Indian air force C-130J revs up for takeoff. Lockheed Martin meets offsets for the aircraft by working with local producer Tata Advanced Systems.Credit: LOCKHEED MARTIN
There are legitimate concerns among OEMs about replication. For example, though software codes are secret and difficult to crack, some have been compromised by local companies. “There is no puzzle that can’t be solved,” says a military engineer.

The demand for offsets is large, and growing. In March, there were 51 contracts that required offsets worth $10 billion. This figure is expected to increase with the $12 billion MMRCA contract; the $3-billion Boeing P-8I maritime surveillance aircraft program; $647 million ultra-light howitzer procurement; $650 million General Electric F414-GE-INS6 engine for the indigenous Light Combat Aircraft; and $170-million Boeing Harpoon antiship missile buy. There are, moreover, contracts for basic jet trainers, Raytheon/Lockheed Martin Javelin antitank guided missiles and towed artillery that are close to being signed, and India may soon place a $5.5 billion order for 10 Boeing C-17 transports and possibly an additional Lockheed Martin C-130J.

Lockheed Martin is honoring offsets for six C-130Js through joint manufacturing of aero structures with Tata Advanced Systems. “We’re careful to deliver what we offer . . . and not promise what we can’t do,” says Roger Rose, CEO of Lockheed Martin India.

Meanwhile, issues about structural impediments and challenges in the absorption of offsets and schedules remain.
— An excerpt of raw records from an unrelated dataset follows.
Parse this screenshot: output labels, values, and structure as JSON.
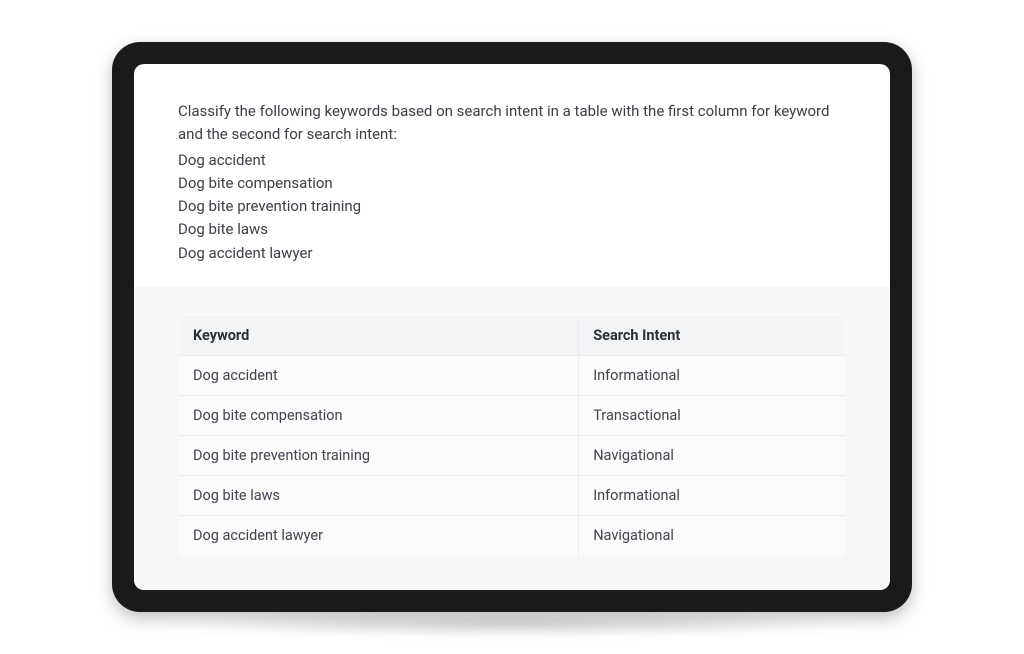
{
  "prompt": {
    "instruction": "Classify the following keywords based on search intent in a table with the first column for keyword and the second for search intent:",
    "keywords": [
      "Dog accident",
      "Dog bite compensation",
      "Dog bite prevention training",
      "Dog bite laws",
      "Dog accident lawyer"
    ]
  },
  "response": {
    "headers": {
      "col1": "Keyword",
      "col2": "Search Intent"
    },
    "rows": [
      {
        "keyword": "Dog accident",
        "intent": "Informational"
      },
      {
        "keyword": "Dog bite compensation",
        "intent": "Transactional"
      },
      {
        "keyword": "Dog bite prevention training",
        "intent": "Navigational"
      },
      {
        "keyword": "Dog bite laws",
        "intent": "Informational"
      },
      {
        "keyword": "Dog accident lawyer",
        "intent": "Navigational"
      }
    ]
  }
}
The U.S. Aerospace Industries Association (AIA) says recent changes in India’s defense procurement policy (DPP) as to what counts as offsets will be decisive in helping Indian industry meet offset obligations. “Cooperation and communication between U.S. industry, the government of India and Indian industry will be critical to ensuring that India achieves its indigenous production goals,” says P.J. Hart, AIA’s manager of international affairs.
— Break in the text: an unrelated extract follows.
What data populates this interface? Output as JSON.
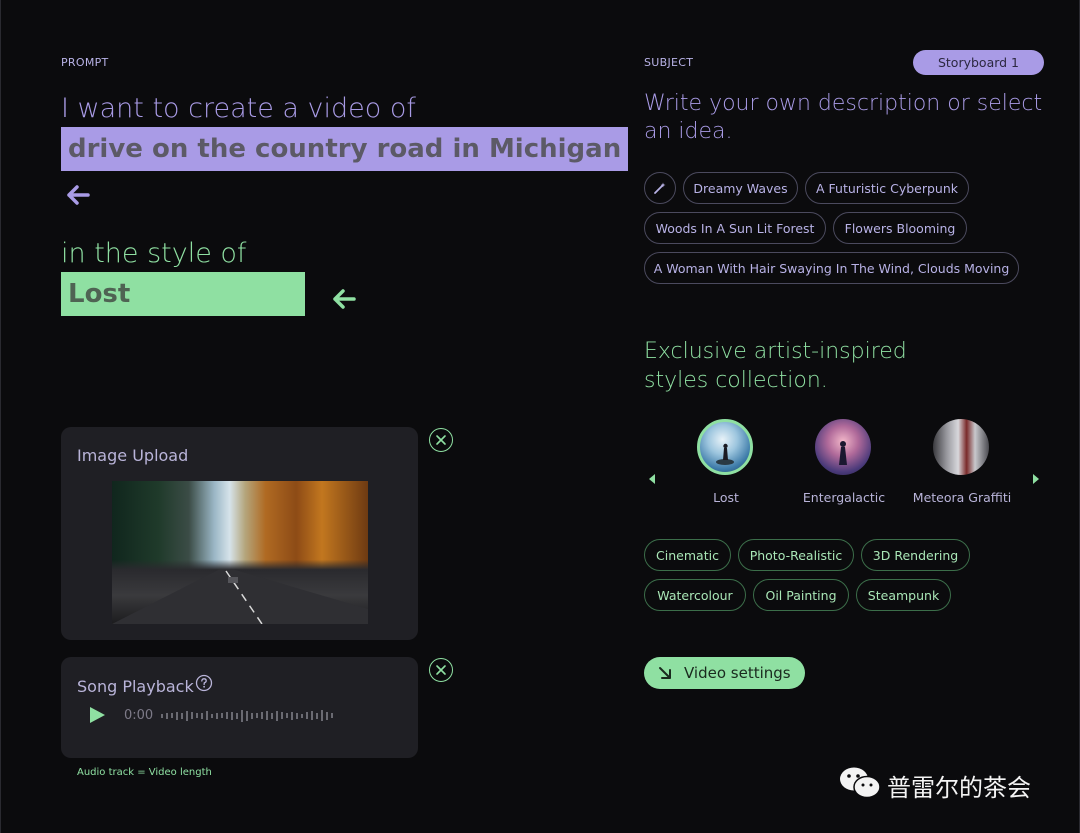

AIA has long advocated allowing technology transfer to count for offset credit. “We understand the defense ministry is reviewing this option and we hope this will be included in future DPPs,” says Hart.

India expects an investment of $200‑300 billion in military and aerospace sectors in the next two decades, says Defense Minister M.M. Pallam Raju. “The new DPP aims to achieve substantial self-reliance in design, development and production of equipment, weapon systems and platforms for defense in as early a timeframe as possible.”
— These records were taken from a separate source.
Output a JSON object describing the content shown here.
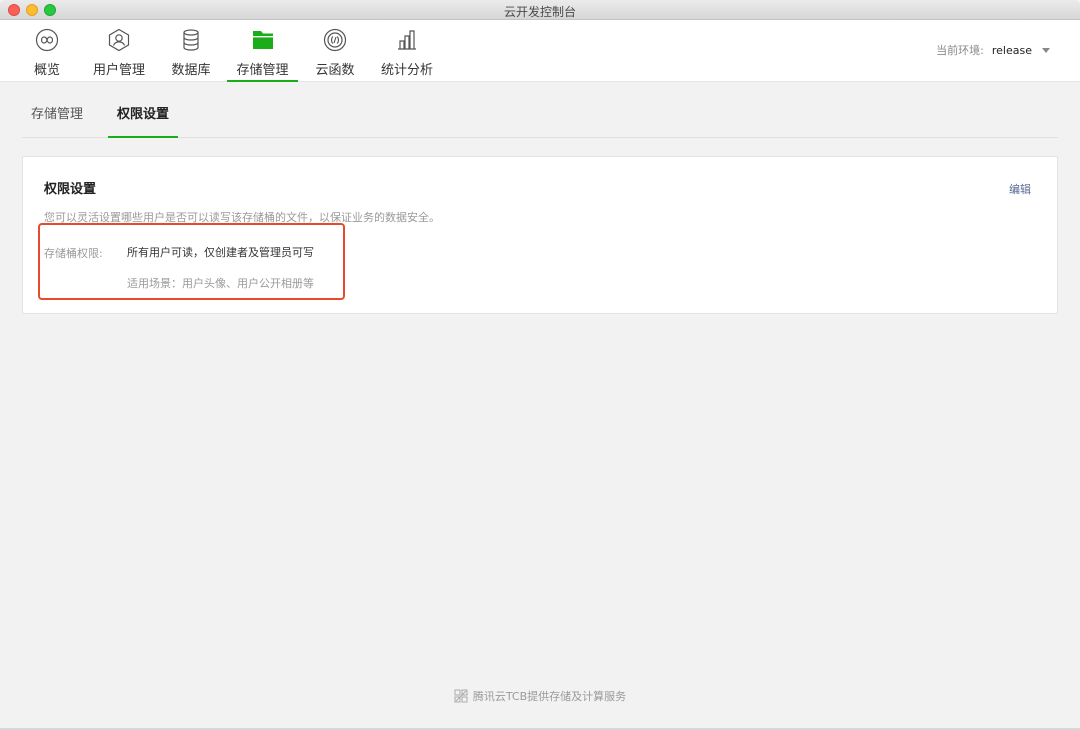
{
  "window": {
    "title": "云开发控制台"
  },
  "nav": {
    "items": [
      {
        "label": "概览",
        "icon": "overview-icon"
      },
      {
        "label": "用户管理",
        "icon": "user-icon"
      },
      {
        "label": "数据库",
        "icon": "database-icon"
      },
      {
        "label": "存储管理",
        "icon": "folder-icon",
        "active": true
      },
      {
        "label": "云函数",
        "icon": "function-icon"
      },
      {
        "label": "统计分析",
        "icon": "stats-icon"
      }
    ],
    "env_label": "当前环境:",
    "env_value": "release"
  },
  "subtabs": [
    {
      "label": "存储管理"
    },
    {
      "label": "权限设置",
      "active": true
    }
  ],
  "card": {
    "title": "权限设置",
    "edit": "编辑",
    "description": "您可以灵活设置哪些用户是否可以读写该存储桶的文件，以保证业务的数据安全。",
    "perm_label": "存储桶权限:",
    "perm_value": "所有用户可读，仅创建者及管理员可写",
    "perm_scene": "适用场景：用户头像、用户公开相册等"
  },
  "footer": {
    "text": "腾讯云TCB提供存储及计算服务"
  },
  "colors": {
    "accent": "#1aad19",
    "link": "#576b95",
    "highlight": "#e84b2c"
  }
}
Existing supply chains of government factories, however, have mostly component-level suppliers, a large number of which are small and medium enterprises (SMEs) with limited capacities and niche technologies. “The Indian aerospace industry is also exposed to some risk from its limited expertise in materials science,” says Gangal. For example, capability has not evolved in the composites precursor and fiber segments of aircraft design and production.

Boeing, which obtains 70% of its procurement from outside manufacturers and has started delivery to the U.S. Navy of the F/A-18 gun-bay door manufactured by Hindustan Aeronautics Ltd., says the private sector has a keen need to be involved. “India also needs to focus on how to create raw materials supply,” says Dinesh Keskar, president of Boeing India.

Industry has, however, gained expertise in automotive production and should be able to transfer many of those skills to aerospace. Ongoing consolidation in the SME sector will create larger companies with diverse manufacturing capabilities.

The government must also do its part, notably by raising the present 26% foreign direct investment cap, creating a mechanism to evaluate technology transfer, guaranteeing clarity of licensing and defining what constitutes a defense product, local industry argues.

1 comment:

  1. Offsets have no bearing on the 26% FDI, I fail to understand why there seems to be so much enthusiasm for something, which although being a stated position of the Indian government is being continually been put under pressure by certain select groups.